Komasarek is a tough customer who hits a lot (2nd last season), so I don't think it's going on there. Phaneuf's basically a national hero in Canada for how he hits, so it wouldn't surprise me if he's slightly inflated. The surprise is Tyutin, who only average 2.25 hits a game last year's. His numbers have popped. Interesting. Orpik, for his part, has earned his stats, in my observations. He's been hitting everything in his radius. And not Svehla-style nudges, we're talking checks that take you out of the play here.

/rant

-7: Darryl Sydor's +/- rating this season for games at Mellon Arena

o: Sydor's +/- in away games.

4-1-0: Record when Mark Recchi has been a healthy scratch.

3.6: Goals scored per game the Pens score when Old Man Recchi is not in the lineup

2.8: Goals per game when Recchi dresses.

101 man games, 0 goals, 9 assists: Combined production of all Penguins defensemen not named Gonchar or Whitney. The list is (Nasreddine, Sydor, Letang, Eaton, Scuderi, Orpik). And as mentioned, Orpik's 4 assists is the class of this group too. To be fair, except for the rookie Letang none of these players see anything close to significant powerplay time. But then again, there is a reason the coaches ride Gonchar the full two minutes and rotate Whitney and Letang on the other point.

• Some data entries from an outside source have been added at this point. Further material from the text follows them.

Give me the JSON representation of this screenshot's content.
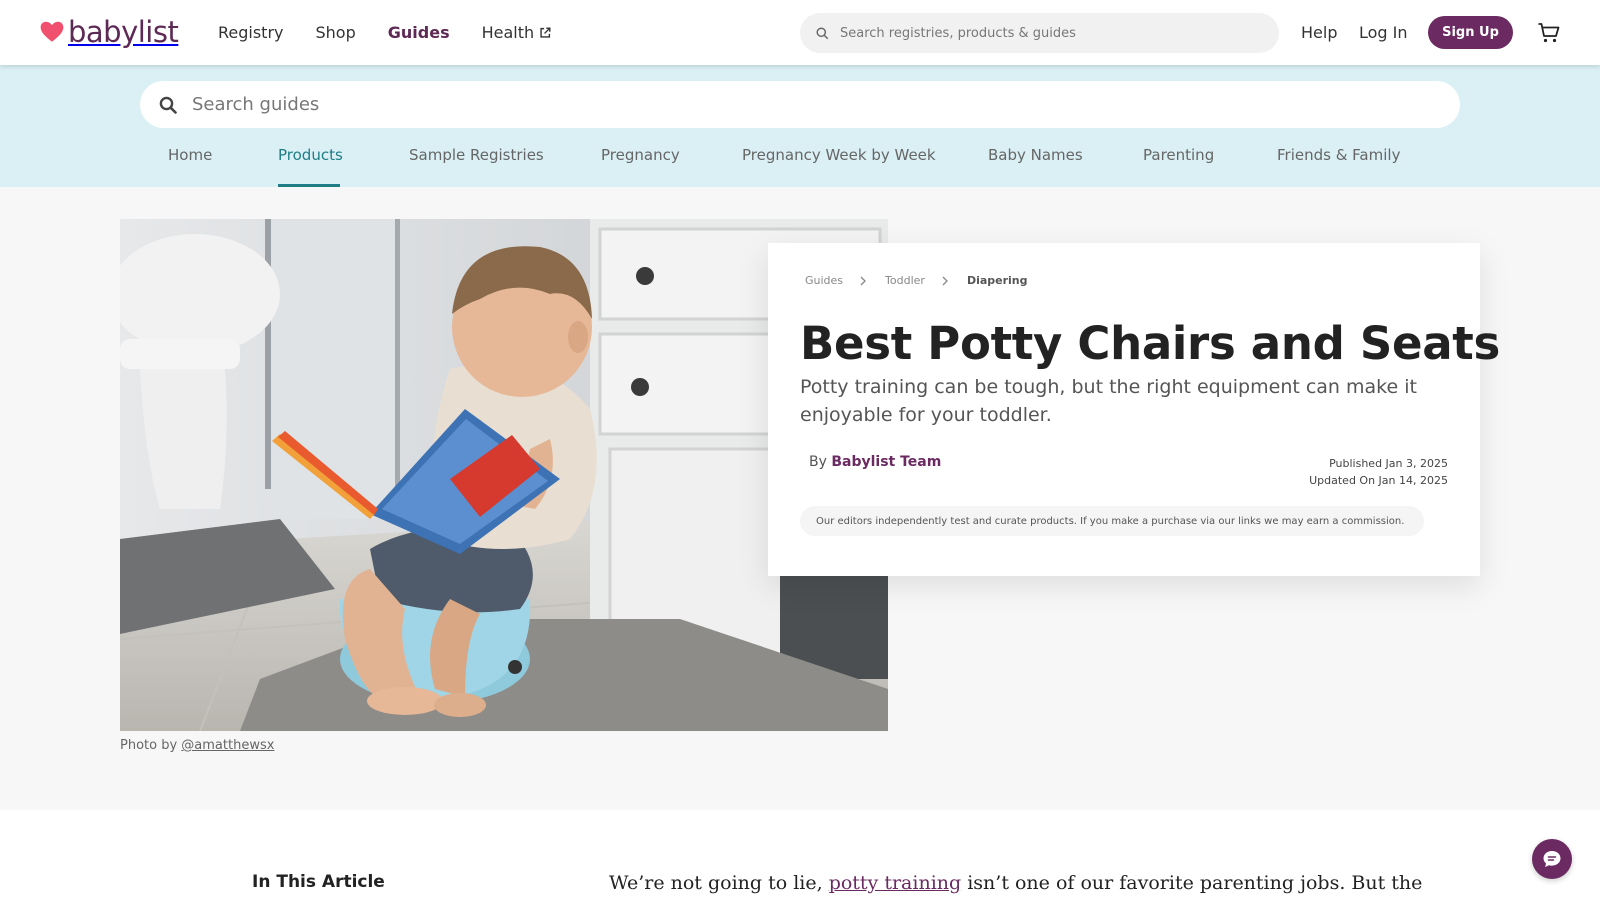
{
  "header": {
    "brand": "babylist",
    "nav": [
      {
        "label": "Registry"
      },
      {
        "label": "Shop"
      },
      {
        "label": "Guides"
      },
      {
        "label": "Health"
      }
    ],
    "search_placeholder": "Search registries, products & guides",
    "help_label": "Help",
    "login_label": "Log In",
    "signup_label": "Sign Up",
    "cart_icon": "cart-icon"
  },
  "guides_bar": {
    "search_placeholder": "Search guides",
    "categories": [
      {
        "label": "Home"
      },
      {
        "label": "Products"
      },
      {
        "label": "Sample Registries"
      },
      {
        "label": "Pregnancy"
      },
      {
        "label": "Pregnancy Week by Week"
      },
      {
        "label": "Baby Names"
      },
      {
        "label": "Parenting"
      },
      {
        "label": "Friends & Family"
      }
    ],
    "active_category": "Products"
  },
  "hero": {
    "photo_credit_prefix": "Photo by ",
    "photo_credit_handle": "@amatthewsx",
    "breadcrumbs": [
      "Guides",
      "Toddler",
      "Diapering"
    ],
    "title": "Best Potty Chairs and Seats",
    "subtitle": "Potty training can be tough, but the right equipment can make it enjoyable for your toddler.",
    "byline_prefix": "By",
    "author": "Babylist Team",
    "published": "Published Jan 3, 2025",
    "updated": "Updated On Jan 14, 2025",
    "disclaimer": "Our editors independently test and curate products. If you make a purchase via our links we may earn a commission."
  },
  "article": {
    "toc_title": "In This Article",
    "intro_before": "We’re not going to lie, ",
    "intro_link": "potty training",
    "intro_after": " isn’t one of our favorite parenting jobs. But the"
  },
  "colors": {
    "brand": "#6b2a62",
    "heart": "#f0506e",
    "guides_bar_bg": "#daf0f5",
    "active_tab": "#1f7d86"
  }
}
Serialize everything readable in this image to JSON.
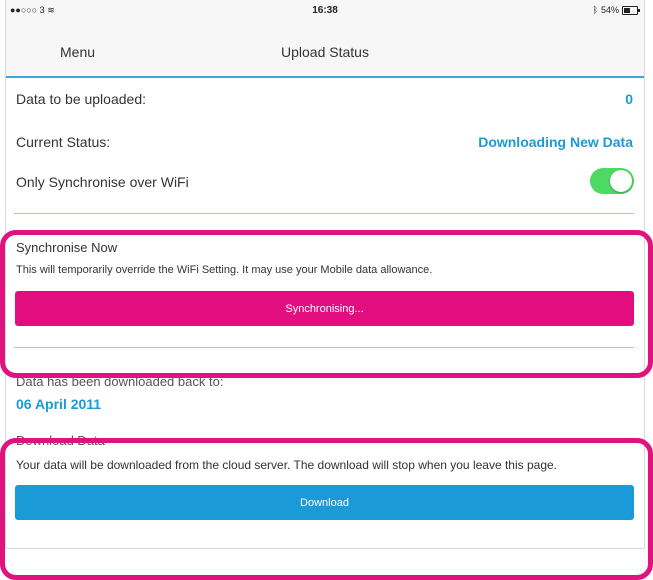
{
  "status_bar": {
    "carrier": "●●○○○ 3",
    "time": "16:38",
    "battery_percent": "54%"
  },
  "navbar": {
    "menu_label": "Menu",
    "title": "Upload Status"
  },
  "rows": {
    "data_to_upload_label": "Data to be uploaded:",
    "data_to_upload_value": "0",
    "current_status_label": "Current Status:",
    "current_status_value": "Downloading New Data",
    "wifi_only_label": "Only Synchronise over WiFi",
    "wifi_only_enabled": true
  },
  "sync": {
    "title": "Synchronise Now",
    "description": "This will temporarily override the WiFi Setting.  It may use your Mobile data allowance.",
    "button_label": "Synchronising..."
  },
  "download_info": {
    "label": "Data has been downloaded back to:",
    "date": "06 April 2011"
  },
  "download": {
    "title": "Download Data",
    "description": "Your data will be downloaded from the cloud server. The download will stop when you leave this page.",
    "button_label": "Download"
  },
  "colors": {
    "accent_blue": "#1a9ad6",
    "highlight_magenta": "#e0127f",
    "sync_button": "#e20e80",
    "toggle_on": "#4cd964"
  }
}
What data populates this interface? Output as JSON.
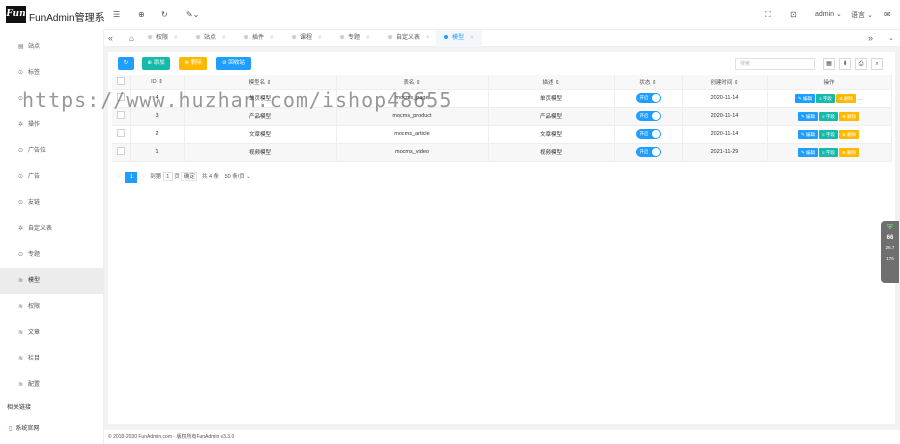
{
  "app": {
    "logo_mark": "Fun",
    "title": "FunAdmin管理系"
  },
  "topbar": {
    "user": "admin",
    "language": "语言"
  },
  "sidebar": {
    "items": [
      {
        "label": "站点",
        "icon": "doc-icon"
      },
      {
        "label": "标签",
        "icon": "circle-icon"
      },
      {
        "label": "",
        "icon": "circle-icon"
      },
      {
        "label": "操作",
        "icon": "gear-icon"
      },
      {
        "label": "广告位",
        "icon": "circle-icon"
      },
      {
        "label": "广告",
        "icon": "circle-icon"
      },
      {
        "label": "友链",
        "icon": "circle-icon"
      },
      {
        "label": "自定义表",
        "icon": "gear-icon"
      },
      {
        "label": "专题",
        "icon": "circle-icon"
      },
      {
        "label": "模型",
        "icon": "stack-icon"
      },
      {
        "label": "权限",
        "icon": "stack-icon"
      },
      {
        "label": "文章",
        "icon": "stack-icon"
      },
      {
        "label": "栏目",
        "icon": "stack-icon"
      },
      {
        "label": "配置",
        "icon": "stack-icon"
      }
    ],
    "group_label": "相关链接",
    "link_label": "系统官网"
  },
  "tabs": [
    {
      "label": "权限"
    },
    {
      "label": "站点"
    },
    {
      "label": "插件"
    },
    {
      "label": "课程"
    },
    {
      "label": "专题"
    },
    {
      "label": "自定义表"
    },
    {
      "label": "模型"
    }
  ],
  "toolbar": {
    "add": "添加",
    "delete": "删除",
    "recycle": "回收站",
    "search_placeholder": "搜索"
  },
  "table": {
    "columns": [
      "ID",
      "模型名",
      "表名",
      "描述",
      "状态",
      "创建时间",
      "操作"
    ],
    "rows": [
      {
        "id": "4",
        "name": "单页模型",
        "table": "mocms_page",
        "desc": "单页模型",
        "status": "开启",
        "created": "2020-11-14"
      },
      {
        "id": "3",
        "name": "产品模型",
        "table": "mocms_product",
        "desc": "产品模型",
        "status": "开启",
        "created": "2020-11-14"
      },
      {
        "id": "2",
        "name": "文章模型",
        "table": "mocms_article",
        "desc": "文章模型",
        "status": "开启",
        "created": "2020-11-14"
      },
      {
        "id": "1",
        "name": "视频模型",
        "table": "mocms_video",
        "desc": "视频模型",
        "status": "开启",
        "created": "2021-11-29"
      }
    ],
    "ops": {
      "edit": "编辑",
      "field": "字段",
      "delete": "删除"
    }
  },
  "pager": {
    "current": "1",
    "goto": "到第",
    "page_input": "1",
    "page_unit": "页",
    "confirm": "确定",
    "total": "共 4 条",
    "per_page": "50 条/页"
  },
  "footer": "© 2018-2030 FunAdmin.com - 版权所有FunAdmin v3.3.0",
  "watermark": "https://www.huzhan.com/ishop48655",
  "widget": {
    "value": "66",
    "up": "26.7",
    "down": "176"
  }
}
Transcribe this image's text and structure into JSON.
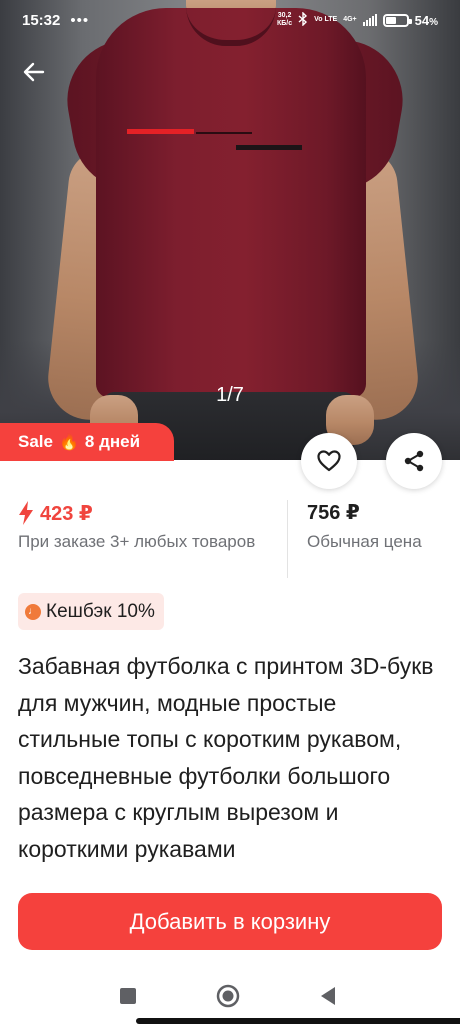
{
  "status_bar": {
    "time": "15:32",
    "more_indicator": "•••",
    "net_speed_value": "30,2",
    "net_speed_unit": "КБ/с",
    "bluetooth_icon": "bluetooth-icon",
    "volte_label": "Vo LTE",
    "network_label": "4G+",
    "battery_percent": "54",
    "battery_percent_sign": "%",
    "battery_level": 0.54
  },
  "gallery": {
    "counter": "1/7",
    "back_icon": "arrow-left-icon"
  },
  "sale_badge": {
    "label": "Sale",
    "emoji": "🔥",
    "duration": "8 дней"
  },
  "actions": {
    "favorite_icon": "heart-outline-icon",
    "share_icon": "share-icon"
  },
  "pricing": {
    "sale_price": "423 ₽",
    "sale_icon": "lightning-icon",
    "sale_condition": "При заказе 3+ любых товаров",
    "regular_price": "756 ₽",
    "regular_label": "Обычная цена"
  },
  "cashback": {
    "label": "Кешбэк 10%"
  },
  "product": {
    "title": "Забавная футболка с принтом 3D-букв для мужчин, модные простые стильные топы с коротким рукавом, повседневные футболки большого размера с круглым вырезом и короткими рукавами"
  },
  "cta": {
    "add_to_cart": "Добавить в корзину"
  },
  "colors": {
    "accent": "#f5413d",
    "sale_price": "#f0453e",
    "secondary_text": "#6f7176",
    "cashback_bg": "#fde9e6"
  },
  "nav_bar": {
    "recent_icon": "square-icon",
    "home_icon": "circle-home-icon",
    "back_icon": "triangle-back-icon"
  }
}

1: The number of Eastern Conference teams (excluding the porous Southeast Division) that have given up more goals to date than the Penguins. That team, of course, is Toronto.

27: The number of points the Penguins accumulated in the first 27 games of the 2006-07 season. That's right, they were 11-11-4 at one point last year. But then two really healthy streaks later they ended up getting 105 points on the season. So achieving 78 points in the standings in just 55 games averages to a pretty sweet 1.41 PPG. If these Penguins can get points at a similar streak, they'll end up with 106 points at season's end, one better than last season. Get 1.41 points a night for the rest of the season is certainly easier said than done though.